Under the canopy of Monterey cypress trees, those twisting, wind-shaped evergreens will lead you to turquoise coastal waters pounding against the rocks.
In ancient storied lands of the desert, walk among thousands of palm trees in a true oasis where streams flow through craggy, rocky canyons.

In a gorgeous valley filled with wildflowers and framed by 5,000-foot-high mountains, hike along a river preserve in a region that ancestral Chumash people believed holds mystical powers.
Walk under live oak trees that shade painterly landscapes awash in spring lupine, casting a soft lavender hue across the rolling grasslands.

On the surface, hiking and walking may seem like super similar exercises because the body mechanics are basically the same. But what happens inside of you during these two distinct activities — in your muscles, joints, and heart — is worlds apart, and that’s why many people like it,  Kareri Lake trek or the Kareri Dal is among one of the most incredible lake hikes in Himachal Pradesh. M for those who love hiking.

While walking on flat terrain requires little effort — it’s one foot in front of the other — walking on uneven terrain is a dynamic workout that increases your heart rate and metabolic rate, causing calories to burn faster.
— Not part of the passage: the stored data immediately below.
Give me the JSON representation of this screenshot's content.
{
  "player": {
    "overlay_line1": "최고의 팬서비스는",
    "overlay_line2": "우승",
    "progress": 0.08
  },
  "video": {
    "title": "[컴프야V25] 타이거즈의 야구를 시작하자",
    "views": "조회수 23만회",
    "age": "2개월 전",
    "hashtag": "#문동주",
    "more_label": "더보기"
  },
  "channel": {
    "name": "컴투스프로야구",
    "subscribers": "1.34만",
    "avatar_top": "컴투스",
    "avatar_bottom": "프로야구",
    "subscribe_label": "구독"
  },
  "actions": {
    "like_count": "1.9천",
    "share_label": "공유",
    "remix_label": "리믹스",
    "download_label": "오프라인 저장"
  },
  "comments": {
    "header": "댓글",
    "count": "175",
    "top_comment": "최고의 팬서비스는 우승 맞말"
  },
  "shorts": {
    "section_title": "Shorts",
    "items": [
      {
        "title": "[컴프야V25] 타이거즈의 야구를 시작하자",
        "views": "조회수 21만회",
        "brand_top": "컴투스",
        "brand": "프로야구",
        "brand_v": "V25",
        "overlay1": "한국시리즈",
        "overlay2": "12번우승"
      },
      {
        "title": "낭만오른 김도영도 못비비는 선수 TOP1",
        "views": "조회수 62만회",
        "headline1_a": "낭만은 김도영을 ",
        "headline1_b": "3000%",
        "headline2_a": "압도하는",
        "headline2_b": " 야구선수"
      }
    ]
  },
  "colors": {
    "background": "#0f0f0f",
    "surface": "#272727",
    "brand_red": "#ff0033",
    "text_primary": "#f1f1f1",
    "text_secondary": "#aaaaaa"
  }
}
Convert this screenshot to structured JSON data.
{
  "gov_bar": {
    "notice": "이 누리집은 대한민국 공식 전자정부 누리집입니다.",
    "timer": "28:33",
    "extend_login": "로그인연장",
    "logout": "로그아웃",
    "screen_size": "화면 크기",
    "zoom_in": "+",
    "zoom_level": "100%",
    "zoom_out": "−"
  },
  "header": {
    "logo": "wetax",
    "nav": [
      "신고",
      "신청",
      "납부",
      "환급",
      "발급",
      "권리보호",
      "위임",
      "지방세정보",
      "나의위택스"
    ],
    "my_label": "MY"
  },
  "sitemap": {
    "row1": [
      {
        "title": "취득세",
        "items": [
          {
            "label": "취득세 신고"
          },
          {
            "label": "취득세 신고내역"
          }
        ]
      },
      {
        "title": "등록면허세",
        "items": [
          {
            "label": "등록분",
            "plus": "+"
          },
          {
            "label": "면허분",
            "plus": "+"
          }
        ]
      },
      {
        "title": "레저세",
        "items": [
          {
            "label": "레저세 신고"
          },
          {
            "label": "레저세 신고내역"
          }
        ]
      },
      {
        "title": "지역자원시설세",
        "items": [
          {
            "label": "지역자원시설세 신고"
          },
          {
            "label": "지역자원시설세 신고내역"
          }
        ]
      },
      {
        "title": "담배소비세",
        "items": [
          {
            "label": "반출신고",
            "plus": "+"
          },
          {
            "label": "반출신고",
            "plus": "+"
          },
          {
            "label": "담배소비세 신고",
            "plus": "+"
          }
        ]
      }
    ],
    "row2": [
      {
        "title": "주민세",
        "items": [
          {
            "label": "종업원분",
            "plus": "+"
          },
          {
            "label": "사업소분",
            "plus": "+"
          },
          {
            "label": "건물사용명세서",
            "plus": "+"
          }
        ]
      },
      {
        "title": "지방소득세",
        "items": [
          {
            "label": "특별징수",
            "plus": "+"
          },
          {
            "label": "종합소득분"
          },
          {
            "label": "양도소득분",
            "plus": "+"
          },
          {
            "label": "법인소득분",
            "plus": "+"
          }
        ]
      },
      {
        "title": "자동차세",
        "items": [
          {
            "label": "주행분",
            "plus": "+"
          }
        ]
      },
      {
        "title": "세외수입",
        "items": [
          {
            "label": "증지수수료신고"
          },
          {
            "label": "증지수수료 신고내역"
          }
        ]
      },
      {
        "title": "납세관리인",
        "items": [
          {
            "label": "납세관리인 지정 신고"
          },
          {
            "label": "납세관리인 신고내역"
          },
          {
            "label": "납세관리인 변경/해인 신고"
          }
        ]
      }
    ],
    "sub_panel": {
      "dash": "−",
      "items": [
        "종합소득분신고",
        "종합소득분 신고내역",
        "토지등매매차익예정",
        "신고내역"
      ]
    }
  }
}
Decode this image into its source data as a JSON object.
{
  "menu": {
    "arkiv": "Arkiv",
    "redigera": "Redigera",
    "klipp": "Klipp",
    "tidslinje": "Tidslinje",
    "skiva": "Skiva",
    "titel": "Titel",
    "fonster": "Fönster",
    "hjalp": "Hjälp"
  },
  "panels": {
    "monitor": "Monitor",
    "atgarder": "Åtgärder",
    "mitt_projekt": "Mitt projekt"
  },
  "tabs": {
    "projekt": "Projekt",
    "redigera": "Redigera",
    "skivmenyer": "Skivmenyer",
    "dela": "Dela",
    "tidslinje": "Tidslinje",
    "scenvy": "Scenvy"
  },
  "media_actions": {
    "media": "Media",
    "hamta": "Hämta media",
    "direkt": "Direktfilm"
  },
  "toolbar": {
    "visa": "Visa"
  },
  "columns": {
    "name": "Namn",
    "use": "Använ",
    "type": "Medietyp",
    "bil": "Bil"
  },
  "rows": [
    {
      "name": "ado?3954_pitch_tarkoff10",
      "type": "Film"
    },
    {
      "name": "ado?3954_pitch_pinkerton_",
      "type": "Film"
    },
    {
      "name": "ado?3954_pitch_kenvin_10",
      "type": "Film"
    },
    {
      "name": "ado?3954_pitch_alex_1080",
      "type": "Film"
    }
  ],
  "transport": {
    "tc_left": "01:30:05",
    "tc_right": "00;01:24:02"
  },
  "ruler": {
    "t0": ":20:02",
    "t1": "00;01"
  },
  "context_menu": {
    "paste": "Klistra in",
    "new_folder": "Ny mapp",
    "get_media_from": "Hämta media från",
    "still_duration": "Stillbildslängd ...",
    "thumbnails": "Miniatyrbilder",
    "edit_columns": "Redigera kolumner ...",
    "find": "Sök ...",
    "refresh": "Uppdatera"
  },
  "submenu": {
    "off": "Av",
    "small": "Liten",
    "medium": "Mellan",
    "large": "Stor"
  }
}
And because you’re shifting your weight, balancing your body, and walking at awkward (and sometimes extreme) angles, hiking causes you to engage and strengthen muscles you wouldn’t use otherwise. As a result, you’ll notice a lot of hikers (and Coloradans) have strong hamstrings, quads, glutes, and calves.

And while hiking isn’t without its risks, it can be less taxing on your joints and tendons than some other workouts, like road running. Most trails are softer on the body than asphalt or concrete, specifically on the ankles, knees, and hips. So hiking can also be a more sustainable way to stay in shape.